Libro | 1 Bachillerato Lengua Sansy !exclusive!
(Don’t seek outside what you carry inside, / nor in the sentence analysis, / for the subject is you, the predicate, the wind, / and the complement, your own condition.)
Irene frowned. She checked the margins. No other marks. But the poem referenced on that page—Lorca’s “La aurora”—was present. She read it twice. Nothing.
But one Tuesday, desperate to avoid studying for an exam on Modernism, she flipped it open to a random page—not the assigned one, page 147, but page 203. There, between a dead author’s photograph and a footnote about generación del 27 , someone had written in faint, tiny pencil: libro 1 bachillerato lengua sansy
From then on, Irene didn’t see the SANSY book as a burden. She saw it as a puzzle. Every blank margin, every odd footnote became a clue. She started writing her own poems in the white spaces. By the end of the year, she didn’t just pass the subject—she had written a small chapbook titled Libro 1, Anotado .

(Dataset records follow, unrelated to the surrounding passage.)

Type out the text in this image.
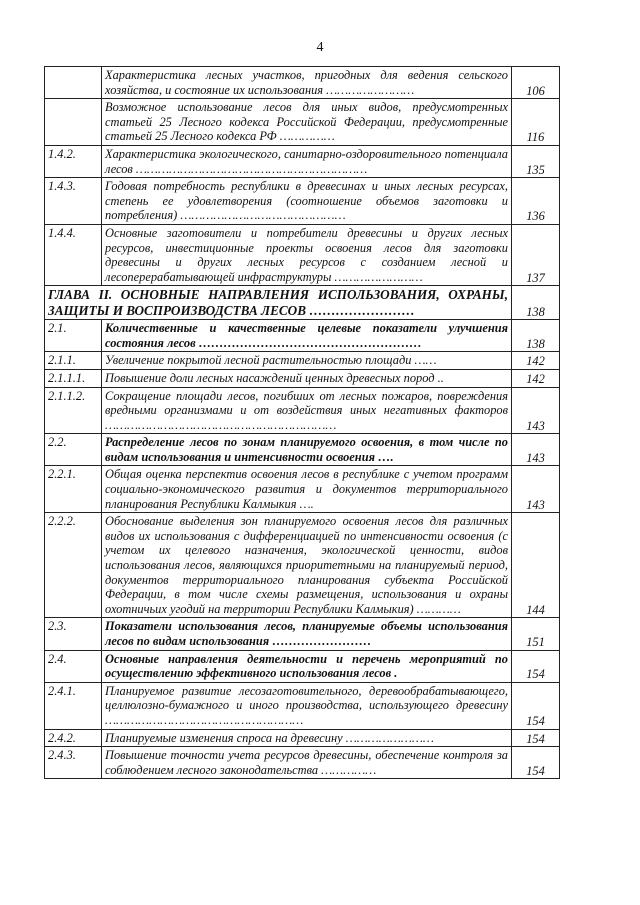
4
	Характеристика лесных участков, пригодных для ведения сельского хозяйства, и состояние их использования ……………………	106
	Возможное использование лесов для иных видов, предусмотренных статьей 25 Лесного кодекса Российской Федерации, предусмотренные статьей 25 Лесного кодекса РФ ……………	116
1.4.2.	Характеристика экологического, санитарно-оздоровительного потенциала лесов ………………………………………………………	135
1.4.3.	Годовая потребность республики в древесинах и иных лесных ресурсах, степень ее удовлетворения (соотношение объемов заготовки и потребления) ………………………………………	136
1.4.4.	Основные заготовители и потребители древесины и других лесных ресурсов, инвестиционные проекты освоения лесов для заготовки древесины и других лесных ресурсов с созданием лесной и лесоперерабатывающей инфраструктуры ……………………	137
ГЛАВА II. ОСНОВНЫЕ НАПРАВЛЕНИЯ ИСПОЛЬЗОВАНИЯ, ОХРАНЫ, ЗАЩИТЫ И ВОСПРОИЗВОДСТВА ЛЕСОВ ……………………		138
2.1.	Количественные и качественные целевые показатели улучшения состояния лесов ………………………………………………	138
2.1.1.	Увеличение покрытой лесной растительностью площади ……	142
2.1.1.1.	Повышение доли лесных насаждений ценных древесных пород ..	142
2.1.1.2.	Сокращение площади лесов, погибших от лесных пожаров, повреждения вредными организмами и от воздействия иных негативных факторов ………………………………………………………	143
2.2.	Распределение лесов по зонам планируемого освоения, в том числе по видам использования и интенсивности освоения ….	143
2.2.1.	Общая оценка перспектив освоения лесов в республике с учетом программ социально-экономического развития и документов территориального планирования Республики Калмыкия ….	143
2.2.2.	Обоснование выделения зон планируемого освоения лесов для различных видов их использования с дифференциацией по интенсивности освоения (с учетом их целевого назначения, экологической ценности, видов использования лесов, являющихся приоритетными на планируемый период, документов территориального планирования субъекта Российской Федерации, в том числе схемы размещения, использования и охраны охотничьих угодий на территории Республики Калмыкия) …………	144
2.3.	Показатели использования лесов, планируемые объемы использования лесов по видам использования ……………………	151
2.4.	Основные направления деятельности и перечень мероприятий по осуществлению эффективного использования лесов .	154
2.4.1.	Планируемое развитие лесозаготовительного, деревообрабатывающего, целлюлозно-бумажного и иного производства, использующего древесину ………………………………………………	154
2.4.2.	Планируемые изменения спроса на древесину ……………………	154
2.4.3.	Повышение точности учета ресурсов древесины, обеспечение контроля за соблюдением лесного законодательства ……………	154
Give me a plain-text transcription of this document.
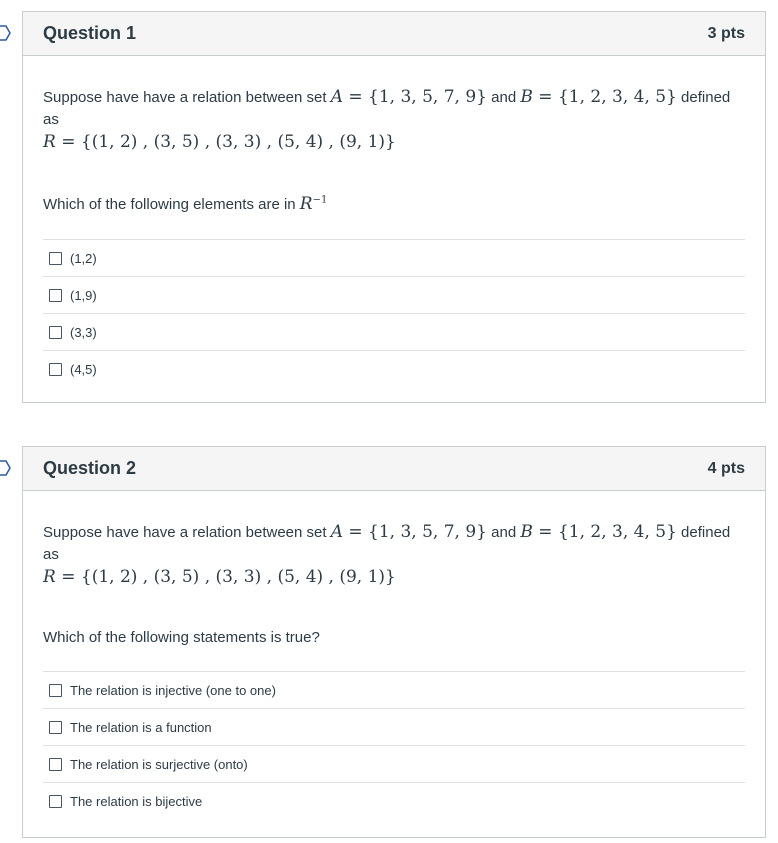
Question 1	3 pts
Suppose have have a relation between set A = {1, 3, 5, 7, 9} and B = {1, 2, 3, 4, 5} defined as
R = {(1, 2) , (3, 5) , (3, 3) , (5, 4) , (9, 1)}
Which of the following elements are in $R^{-1}$
(1,2)
(1,9)
(3,3)
(4,5)
Question 2	4 pts
Suppose have have a relation between set A = {1, 3, 5, 7, 9} and B = {1, 2, 3, 4, 5} defined as
R = {(1, 2) , (3, 5) , (3, 3) , (5, 4) , (9, 1)}
Which of the following statements is true?
The relation is injective (one to one)
The relation is a function
The relation is surjective (onto)
The relation is bijective
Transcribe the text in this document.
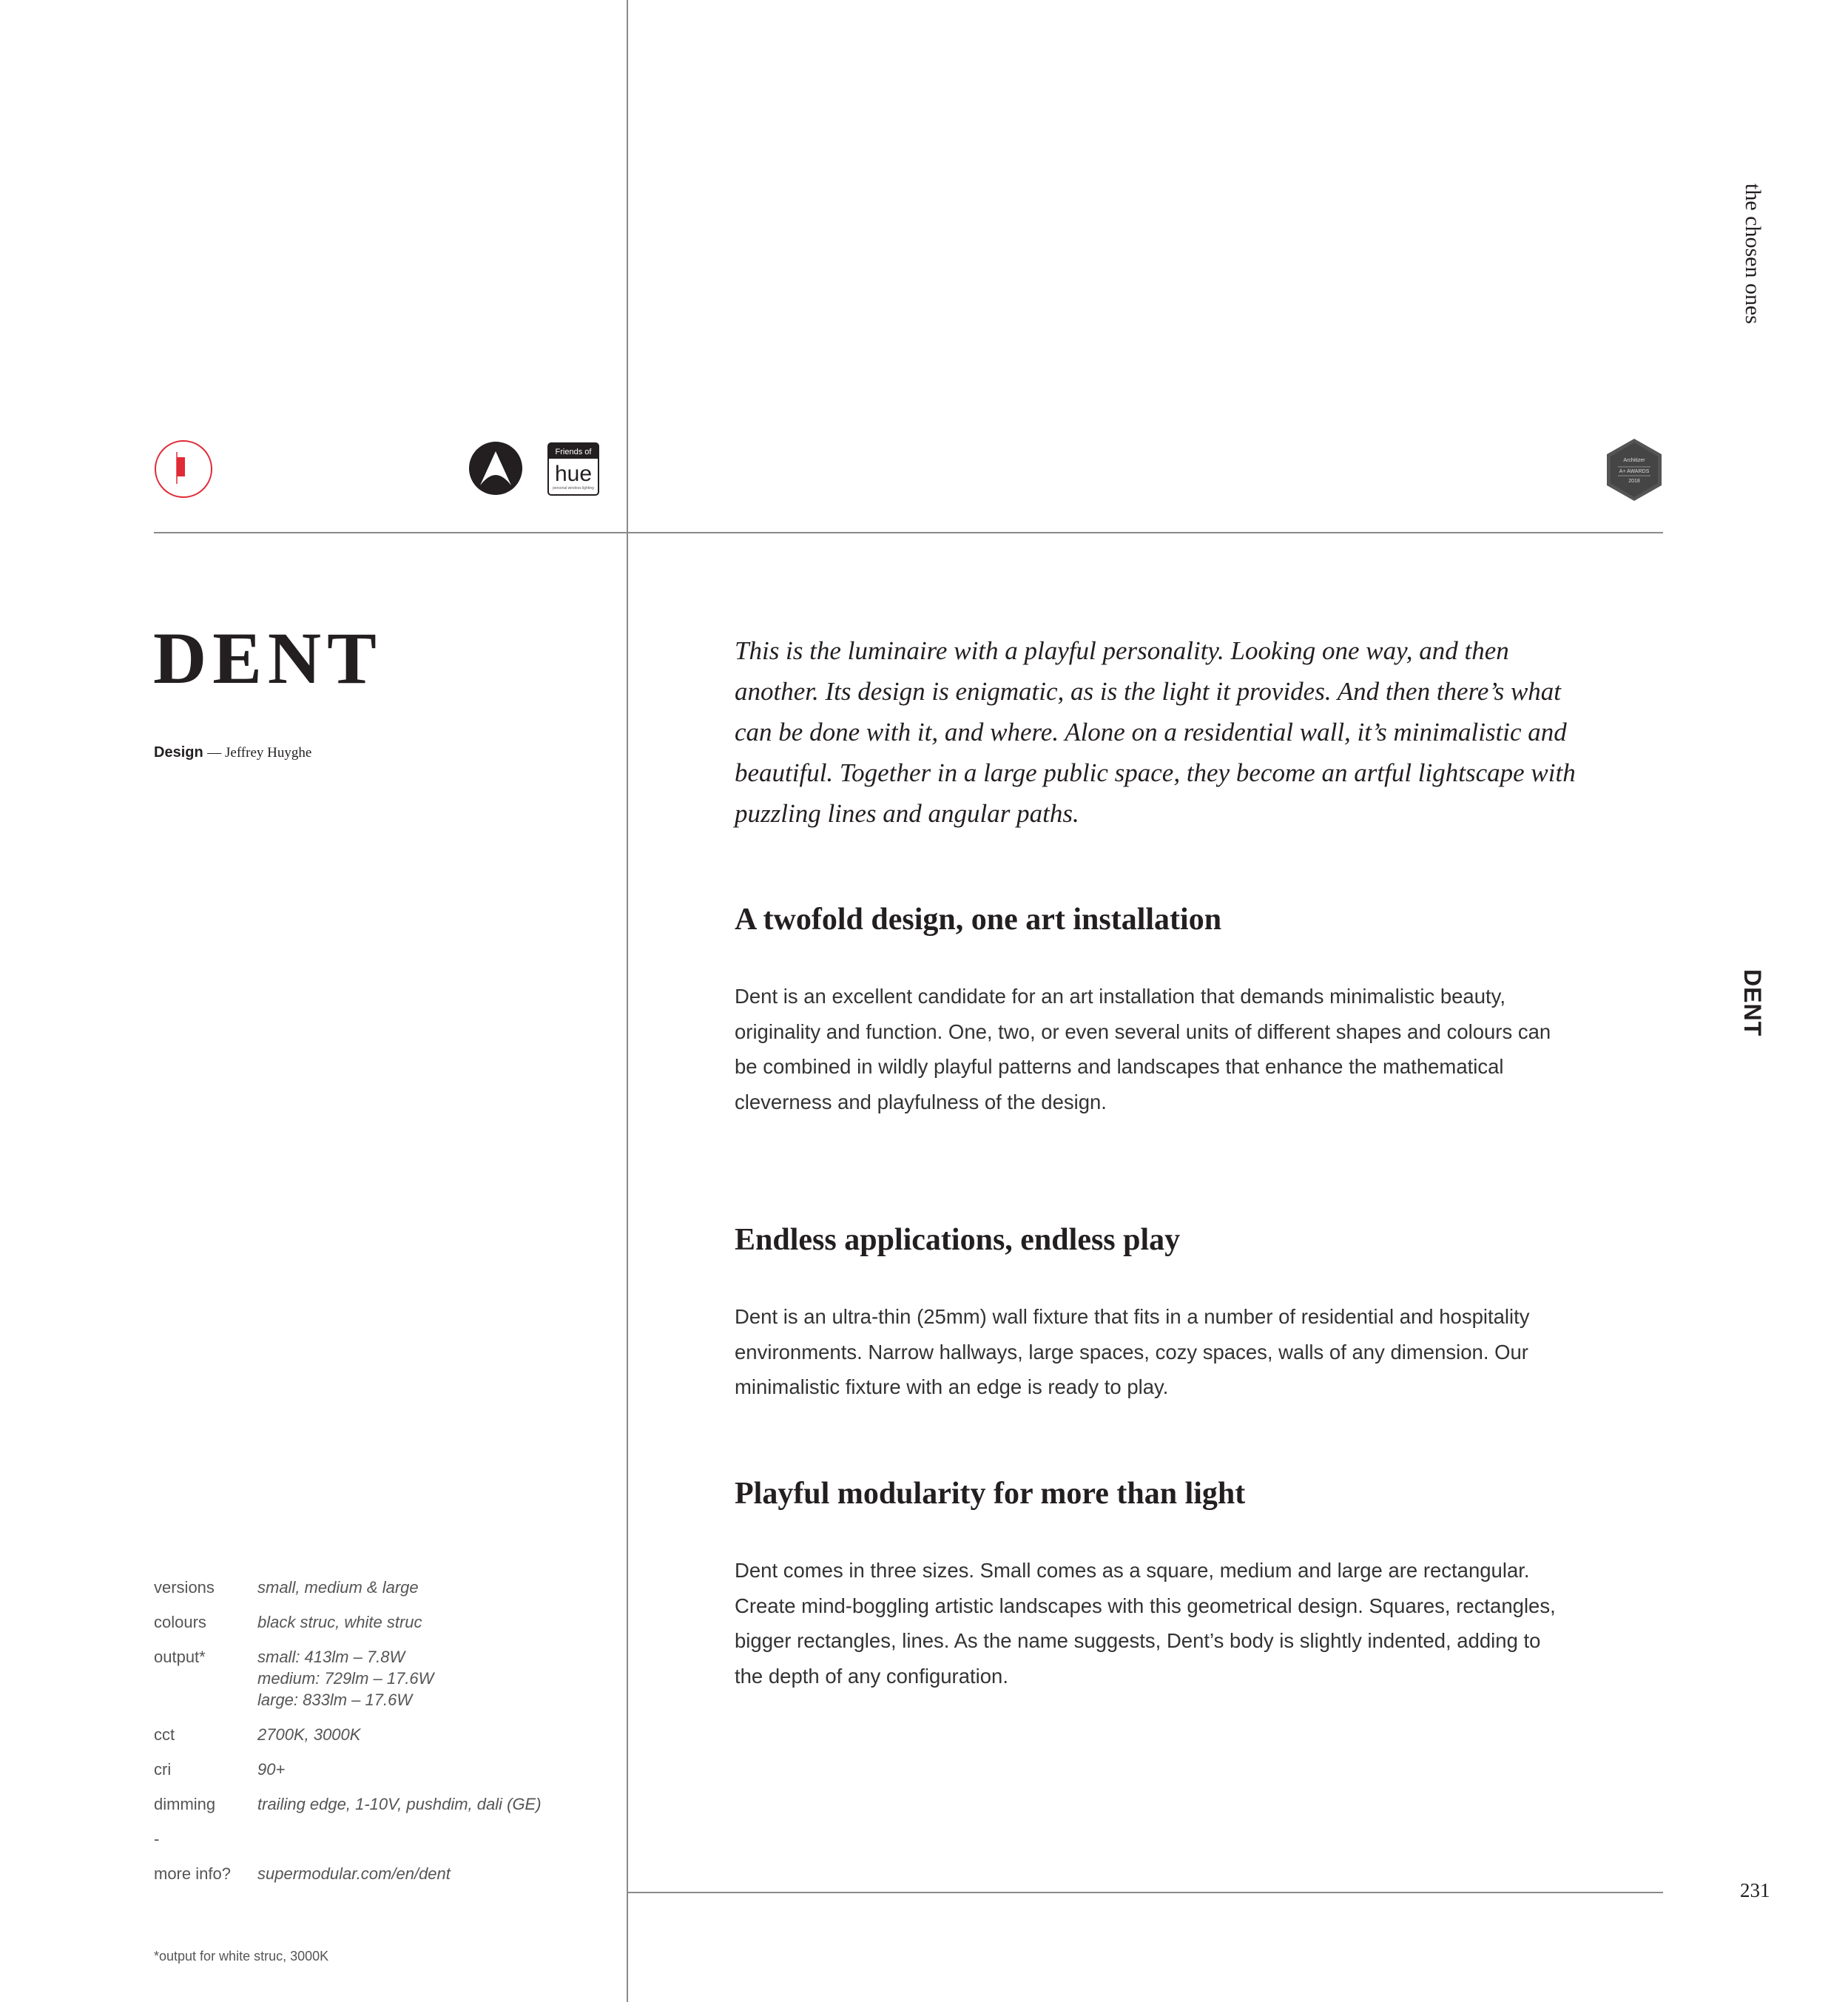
the chosen ones
DENT
231
Friends of
hue
personal wireless lighting
Architizer
A+ AWARDS
2018
DENT
Design — Jeffrey Huyghe

This is the luminaire with a playful personality. Looking one way, and then another. Its design is enigmatic, as is the light it provides. And then there’s what can be done with it, and where. Alone on a residential wall, it’s minimalistic and beautiful. Together in a large public space, they become an artful lightscape with puzzling lines and angular paths.

A twofold design, one art installation

Dent is an excellent candidate for an art installation that demands minimalistic beauty, originality and function. One, two, or even several units of different shapes and colours can be combined in wildly playful patterns and landscapes that enhance the mathematical cleverness and playfulness of the design.

Endless applications, endless play

Dent is an ultra-thin (25mm) wall fixture that fits in a number of residential and hospitality environments. Narrow hallways, large spaces, cozy spaces, walls of any dimension. Our minimalistic fixture with an edge is ready to play.

Playful modularity for more than light

Dent comes in three sizes. Small comes as a square, medium and large are rectangular. Create mind-boggling artistic landscapes with this geometrical design. Squares, rectangles, bigger rectangles, lines. As the name suggests, Dent’s body is slightly indented, adding to the depth of any configuration.

versions	small, medium & large
colours	black struc, white struc
output*	small: 413lm – 7.8W
medium: 729lm – 17.6W
large: 833lm – 17.6W
cct	2700K, 3000K
cri	90+
dimming	trailing edge, 1-10V, pushdim, dali (GE)
-
more info?	supermodular.com/en/dent
*output for white struc, 3000K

Irene had never been fond of her Lengua Castellana y Literatura textbook. Libro 1 Bachillerato , SANSY editorial. It was thick, heavy, and smelled of recycled paper and broken dreams. To her, it was a brick of verb conjugations, syntactic analysis, and fragments of the Cantar de Mio Cid that she’d rather watch on YouTube. (Don’t seek outside what you carry inside, /
The Secret of the SANSY Edition
Then, on a whim, she checked the index. A whole section on “Poesía oculta del siglo XX” was listed but, oddly, pages 204 to 206 were blank. Not misprinted—deliberately blank, except for a single stanza handwritten in the same tiny script: But the poem referenced on that page—Lorca’s “La
“La respuesta está en el poema que no está.” (The answer is in the poem that isn’t there.)